Security clearance appeals are very fact driven. Even very good facts must be organized and presented clearly and persuasively to answer the concerns raised.
First Step: Admit or Deny Each Charge
The first step is to admit or deny each fact claimed in the SOR. The SOR is typically written in numbered paragraphs so you can respond specifically to each charge. At most agencies, if you do not specifically answer each paragraph your response will be sent back for correction.
Admitting or denying can be as simple as a handwritten “admit” or “deny” next to the factual allegation. For example if a numbered paragraph says, “You were convicted of a DUI in the District Court of Madison Wisconsin in October 2013.” and that is exactly true, you can just write “Admit” next to the charge. If nothing about the charge is true, as in you were never convicted of a DUI anywhere, you can similarly write “Deny” next to the charge.
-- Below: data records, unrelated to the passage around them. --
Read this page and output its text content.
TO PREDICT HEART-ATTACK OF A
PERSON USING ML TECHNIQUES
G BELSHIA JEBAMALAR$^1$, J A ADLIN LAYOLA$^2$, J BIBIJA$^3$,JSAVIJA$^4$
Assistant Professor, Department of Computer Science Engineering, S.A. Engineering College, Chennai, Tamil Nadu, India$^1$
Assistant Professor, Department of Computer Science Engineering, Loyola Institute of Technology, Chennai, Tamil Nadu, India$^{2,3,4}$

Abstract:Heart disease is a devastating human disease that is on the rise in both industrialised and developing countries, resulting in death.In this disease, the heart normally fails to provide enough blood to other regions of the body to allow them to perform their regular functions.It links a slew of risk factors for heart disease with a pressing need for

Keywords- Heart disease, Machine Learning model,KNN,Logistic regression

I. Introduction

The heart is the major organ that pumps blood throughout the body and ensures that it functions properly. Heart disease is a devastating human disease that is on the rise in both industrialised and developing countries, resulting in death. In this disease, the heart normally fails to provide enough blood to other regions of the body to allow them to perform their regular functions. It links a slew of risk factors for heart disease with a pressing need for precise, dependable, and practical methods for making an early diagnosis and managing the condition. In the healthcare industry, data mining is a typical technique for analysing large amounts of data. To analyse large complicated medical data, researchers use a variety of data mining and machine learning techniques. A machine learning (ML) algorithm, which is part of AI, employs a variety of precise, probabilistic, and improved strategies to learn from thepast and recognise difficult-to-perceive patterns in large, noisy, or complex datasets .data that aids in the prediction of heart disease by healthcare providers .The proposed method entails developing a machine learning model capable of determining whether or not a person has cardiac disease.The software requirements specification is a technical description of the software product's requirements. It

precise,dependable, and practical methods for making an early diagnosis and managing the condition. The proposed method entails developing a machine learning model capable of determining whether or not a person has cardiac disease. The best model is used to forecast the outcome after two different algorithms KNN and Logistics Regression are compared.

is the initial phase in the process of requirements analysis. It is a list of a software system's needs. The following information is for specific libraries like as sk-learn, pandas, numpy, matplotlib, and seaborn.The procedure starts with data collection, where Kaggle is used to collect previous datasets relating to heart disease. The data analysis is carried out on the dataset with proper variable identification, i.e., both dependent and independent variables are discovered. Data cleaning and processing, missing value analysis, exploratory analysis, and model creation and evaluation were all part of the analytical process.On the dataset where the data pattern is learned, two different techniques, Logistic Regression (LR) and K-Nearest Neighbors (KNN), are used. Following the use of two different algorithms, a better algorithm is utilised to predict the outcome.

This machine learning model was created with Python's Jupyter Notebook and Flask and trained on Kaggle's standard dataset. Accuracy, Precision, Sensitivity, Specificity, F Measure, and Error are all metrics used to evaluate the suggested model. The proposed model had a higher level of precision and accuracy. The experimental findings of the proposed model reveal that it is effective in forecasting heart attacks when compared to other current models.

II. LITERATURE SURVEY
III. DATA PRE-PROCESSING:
Responding to the Confused Charge
As often as not some detail of a factual claim is wrong. How do you respond to the partially false SOR? Taking the above DUI example, suppose the month or the city is wrong, or the charge was reckless driving, or the charge was dismissed after probation.
Don’t split hairs, but do be accurate. Don’t admit to a partially wrong charge without clarifying what about it is wrong. Don’t deny a partially true charge without spelling out what part is true. Your response speaks to who you are. The forthcoming and frank answer says you are a straight shooter. The technically correct simple denial of a partially true claim says you want to game the system. The truth will come out. Which “you” do you want the adjudicator to see?
Support your Response to an SOR.
- If you have documentary proof that a claim is wrong or partially wrong, you should include it with your response. One document is worth 10 assurances. If the SOR says “You owe Smith $1,000” and you paid that debt off and have acknowledgement of the payment, you should include a copy in your response.
- Do not throw in the kitchen sink and include irrelevant or ambiguous documents. That will just confuse things, present the reviewer with a stack of useless papers, and push your case to the bottom of the pile.
- Do forward clear and convincing documentation. What detail is called for should be discussed with a knowledgeable security clearance lawyer.
Some factual claims in an SOR simply cannot be resolved by a clarifying answer and demand further proceedings. An example could be a charge that you are in contact with relatives in a foreign country. If true, how often you speak with or write to them is usually not going to change the agency’s mind at the pre-hearing stage. In such instances you may want to provide some detail, but maybe not. Too much will confuse the reviewer. How much, and in what manner and when, should be discussed with a knowledgeable security clearance lawyer.
Focus on the Concerns Raised in the Statement of Reasons
Sometimes a narrative response to an SOR may be appropriate. Whether your situation calls for a narrative response should be discussed with a knowledgeable security clearance lawyer.
A winning narrative response addresses the exact concerns raised in the SOR and when possible refutes or mitigate those concerns. What is the real concern?
- For example, if the SOR claims you intentionally failed to list an arrest, it matters little that you are generally a law abiding citizen who is regarded as an upstanding member of your community or even that the arrest did not result in a conviction. The concern is that you are a liar. You need to explain why you did not list the arrest.
- Similarly, if you are charged with a DUI, it is irrelevant to that concern that you are a loyal American citizen who loves your country. You will need to explain what your state of mind (and intoxication) was, how you came to be in the situation where you were charged with the offense, and why that will not happen again.
What detail to add and when to add it, what proofs to produce and when to produce them are tactical decisions that should not be made in ignorance. Experienced security clearance lawyers understand how different review levels process information. what authority to affect the result resides at different levels of review, and how timing can affect outcomes.